Treatments are also controversial for COVID-19, and new studies are continuously published [15]. As the first Brazilian COVID-19 case was diagnosed on February 26, 2020, very weak evidence was available yet when both of our patients were diagnosed regarding the proper management of the disease, especially those under chronic conditions in which individualized approach may be necessary.

Interestingly, both our patients remained with PCR positivity for SARS-CoV-2 after 5 weeks from diagnosis and did not develop IgG antibodies. This might be due to incomplete immunological reconstitution after transplant and to the fact that they are still on immunosuppressive therapy. Although we cannot measure the viral load and active virus replication, this situation has to be considered when planning isolation measures to prevent virus dissemination.
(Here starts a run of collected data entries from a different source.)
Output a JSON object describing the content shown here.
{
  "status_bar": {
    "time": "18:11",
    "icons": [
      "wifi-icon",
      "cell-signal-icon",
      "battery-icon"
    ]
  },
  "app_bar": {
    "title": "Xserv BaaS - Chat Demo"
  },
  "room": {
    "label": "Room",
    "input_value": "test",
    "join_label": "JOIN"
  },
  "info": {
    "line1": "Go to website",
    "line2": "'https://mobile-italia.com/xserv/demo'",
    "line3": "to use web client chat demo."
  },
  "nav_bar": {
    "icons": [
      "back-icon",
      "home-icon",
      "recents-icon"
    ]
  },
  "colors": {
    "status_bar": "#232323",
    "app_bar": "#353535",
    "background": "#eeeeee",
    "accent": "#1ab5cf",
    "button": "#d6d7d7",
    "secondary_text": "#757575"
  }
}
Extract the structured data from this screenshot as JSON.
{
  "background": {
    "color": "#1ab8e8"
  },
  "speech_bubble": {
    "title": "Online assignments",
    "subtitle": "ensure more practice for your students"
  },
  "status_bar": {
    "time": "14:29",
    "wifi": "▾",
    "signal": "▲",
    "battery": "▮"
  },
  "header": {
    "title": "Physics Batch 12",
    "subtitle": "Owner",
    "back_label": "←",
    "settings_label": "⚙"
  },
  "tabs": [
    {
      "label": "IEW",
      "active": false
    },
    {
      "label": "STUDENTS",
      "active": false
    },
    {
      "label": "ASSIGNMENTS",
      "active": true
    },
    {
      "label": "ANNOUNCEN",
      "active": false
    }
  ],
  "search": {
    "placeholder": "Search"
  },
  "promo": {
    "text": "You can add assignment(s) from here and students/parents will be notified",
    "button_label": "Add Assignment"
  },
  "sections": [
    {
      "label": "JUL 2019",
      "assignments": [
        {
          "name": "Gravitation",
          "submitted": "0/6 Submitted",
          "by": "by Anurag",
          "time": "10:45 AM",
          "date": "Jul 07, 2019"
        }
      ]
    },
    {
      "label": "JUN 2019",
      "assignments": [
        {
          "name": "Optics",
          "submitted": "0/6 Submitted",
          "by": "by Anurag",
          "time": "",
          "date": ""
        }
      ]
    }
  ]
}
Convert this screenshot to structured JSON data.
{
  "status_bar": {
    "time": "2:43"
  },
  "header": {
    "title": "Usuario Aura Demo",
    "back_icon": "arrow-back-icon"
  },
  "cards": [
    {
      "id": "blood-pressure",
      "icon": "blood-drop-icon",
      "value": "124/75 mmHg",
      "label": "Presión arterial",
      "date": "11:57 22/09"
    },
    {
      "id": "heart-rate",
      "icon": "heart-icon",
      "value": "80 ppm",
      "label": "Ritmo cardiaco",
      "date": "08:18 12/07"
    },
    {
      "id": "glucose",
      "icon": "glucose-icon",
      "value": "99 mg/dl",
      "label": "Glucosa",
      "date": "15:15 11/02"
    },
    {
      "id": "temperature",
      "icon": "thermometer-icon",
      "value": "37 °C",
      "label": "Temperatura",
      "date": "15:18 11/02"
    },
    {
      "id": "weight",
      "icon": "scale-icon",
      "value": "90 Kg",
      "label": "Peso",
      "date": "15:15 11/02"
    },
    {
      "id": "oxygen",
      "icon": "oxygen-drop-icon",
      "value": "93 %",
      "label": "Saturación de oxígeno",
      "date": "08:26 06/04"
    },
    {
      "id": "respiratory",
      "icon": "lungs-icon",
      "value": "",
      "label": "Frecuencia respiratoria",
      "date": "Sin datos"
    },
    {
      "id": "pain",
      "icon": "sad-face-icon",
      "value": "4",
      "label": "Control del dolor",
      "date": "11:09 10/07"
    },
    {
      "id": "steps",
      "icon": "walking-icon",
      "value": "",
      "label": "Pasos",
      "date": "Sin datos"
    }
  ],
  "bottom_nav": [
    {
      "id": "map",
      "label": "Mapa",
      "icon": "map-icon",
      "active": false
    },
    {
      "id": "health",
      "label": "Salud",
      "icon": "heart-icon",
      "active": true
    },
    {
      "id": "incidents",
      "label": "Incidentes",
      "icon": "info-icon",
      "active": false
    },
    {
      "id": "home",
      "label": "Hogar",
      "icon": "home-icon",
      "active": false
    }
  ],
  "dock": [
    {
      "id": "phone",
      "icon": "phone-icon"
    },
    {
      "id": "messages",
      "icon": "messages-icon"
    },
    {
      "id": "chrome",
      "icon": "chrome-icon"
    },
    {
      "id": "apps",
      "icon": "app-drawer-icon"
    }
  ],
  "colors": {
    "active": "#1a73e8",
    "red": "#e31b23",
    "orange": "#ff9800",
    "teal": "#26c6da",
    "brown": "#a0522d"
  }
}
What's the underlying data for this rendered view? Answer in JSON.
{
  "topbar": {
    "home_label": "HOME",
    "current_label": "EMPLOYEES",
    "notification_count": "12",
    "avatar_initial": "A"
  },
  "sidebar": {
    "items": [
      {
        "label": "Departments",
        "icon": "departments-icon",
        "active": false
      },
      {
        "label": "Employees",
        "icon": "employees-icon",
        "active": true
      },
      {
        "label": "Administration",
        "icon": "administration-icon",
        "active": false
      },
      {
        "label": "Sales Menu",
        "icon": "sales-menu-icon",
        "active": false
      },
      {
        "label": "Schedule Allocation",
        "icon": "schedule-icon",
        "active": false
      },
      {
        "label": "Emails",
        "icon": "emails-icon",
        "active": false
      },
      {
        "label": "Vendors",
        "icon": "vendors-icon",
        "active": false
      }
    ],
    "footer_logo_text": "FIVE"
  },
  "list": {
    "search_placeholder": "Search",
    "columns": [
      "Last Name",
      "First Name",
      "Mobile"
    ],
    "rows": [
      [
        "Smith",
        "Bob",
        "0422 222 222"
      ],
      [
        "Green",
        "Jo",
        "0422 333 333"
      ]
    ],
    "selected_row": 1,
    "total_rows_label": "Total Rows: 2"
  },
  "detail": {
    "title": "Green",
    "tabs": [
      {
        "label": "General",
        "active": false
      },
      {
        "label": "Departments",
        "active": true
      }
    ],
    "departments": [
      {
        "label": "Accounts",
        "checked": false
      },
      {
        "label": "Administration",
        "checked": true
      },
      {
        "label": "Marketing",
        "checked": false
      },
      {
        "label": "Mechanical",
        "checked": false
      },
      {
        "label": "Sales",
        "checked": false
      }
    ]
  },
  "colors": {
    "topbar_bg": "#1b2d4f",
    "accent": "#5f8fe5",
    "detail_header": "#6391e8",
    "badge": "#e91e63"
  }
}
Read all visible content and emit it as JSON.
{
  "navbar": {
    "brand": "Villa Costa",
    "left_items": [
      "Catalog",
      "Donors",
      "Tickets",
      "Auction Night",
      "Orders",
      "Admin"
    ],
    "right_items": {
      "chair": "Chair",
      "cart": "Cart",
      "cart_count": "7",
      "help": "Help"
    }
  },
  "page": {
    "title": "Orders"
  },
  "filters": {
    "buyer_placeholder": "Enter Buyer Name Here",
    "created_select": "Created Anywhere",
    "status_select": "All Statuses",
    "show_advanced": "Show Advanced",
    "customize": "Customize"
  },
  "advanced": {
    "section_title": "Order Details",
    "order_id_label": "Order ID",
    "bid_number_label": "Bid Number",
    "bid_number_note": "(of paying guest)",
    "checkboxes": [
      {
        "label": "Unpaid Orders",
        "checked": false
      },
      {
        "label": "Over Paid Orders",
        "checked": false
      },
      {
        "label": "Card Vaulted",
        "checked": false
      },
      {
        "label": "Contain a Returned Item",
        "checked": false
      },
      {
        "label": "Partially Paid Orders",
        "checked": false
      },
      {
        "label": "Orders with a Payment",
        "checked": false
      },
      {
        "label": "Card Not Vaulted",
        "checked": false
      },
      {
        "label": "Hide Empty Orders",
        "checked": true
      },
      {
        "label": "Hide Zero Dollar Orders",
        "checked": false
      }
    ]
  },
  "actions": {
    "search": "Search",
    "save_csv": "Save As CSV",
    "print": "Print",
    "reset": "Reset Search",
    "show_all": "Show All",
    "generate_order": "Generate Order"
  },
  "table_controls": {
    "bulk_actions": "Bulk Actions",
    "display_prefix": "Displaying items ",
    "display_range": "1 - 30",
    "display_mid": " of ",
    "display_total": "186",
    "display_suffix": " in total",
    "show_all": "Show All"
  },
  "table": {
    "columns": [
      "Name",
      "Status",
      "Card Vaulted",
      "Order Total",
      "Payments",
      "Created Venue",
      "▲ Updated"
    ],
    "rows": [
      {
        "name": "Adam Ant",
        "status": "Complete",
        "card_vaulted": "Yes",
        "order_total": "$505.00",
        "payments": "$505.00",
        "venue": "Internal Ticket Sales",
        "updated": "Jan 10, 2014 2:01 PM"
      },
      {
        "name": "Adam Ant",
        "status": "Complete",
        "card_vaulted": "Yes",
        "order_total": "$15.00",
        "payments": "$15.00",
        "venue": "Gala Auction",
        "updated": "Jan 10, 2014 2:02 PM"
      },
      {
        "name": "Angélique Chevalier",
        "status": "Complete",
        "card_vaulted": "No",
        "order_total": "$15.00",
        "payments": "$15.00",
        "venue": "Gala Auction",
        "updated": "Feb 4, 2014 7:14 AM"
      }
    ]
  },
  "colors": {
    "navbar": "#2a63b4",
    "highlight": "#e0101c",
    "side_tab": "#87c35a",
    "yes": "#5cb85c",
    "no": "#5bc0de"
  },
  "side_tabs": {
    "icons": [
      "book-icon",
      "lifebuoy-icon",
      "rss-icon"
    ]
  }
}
In conclusion, we report on the cases of two pediatric patients after hematopoietic stem cell transplant and heavily immunosuppressed who had a benign clinical course of COVID-19. It is reasonable to speculate about the degree of immunosuppression and the lack of immune response obviating the severe spectrum of the disease, although this conclusion cannot be definitive. The proper understanding of COVID-19 in patients under cancer treatment and immunosuppressive drugs depends on prospective and collaborative efforts.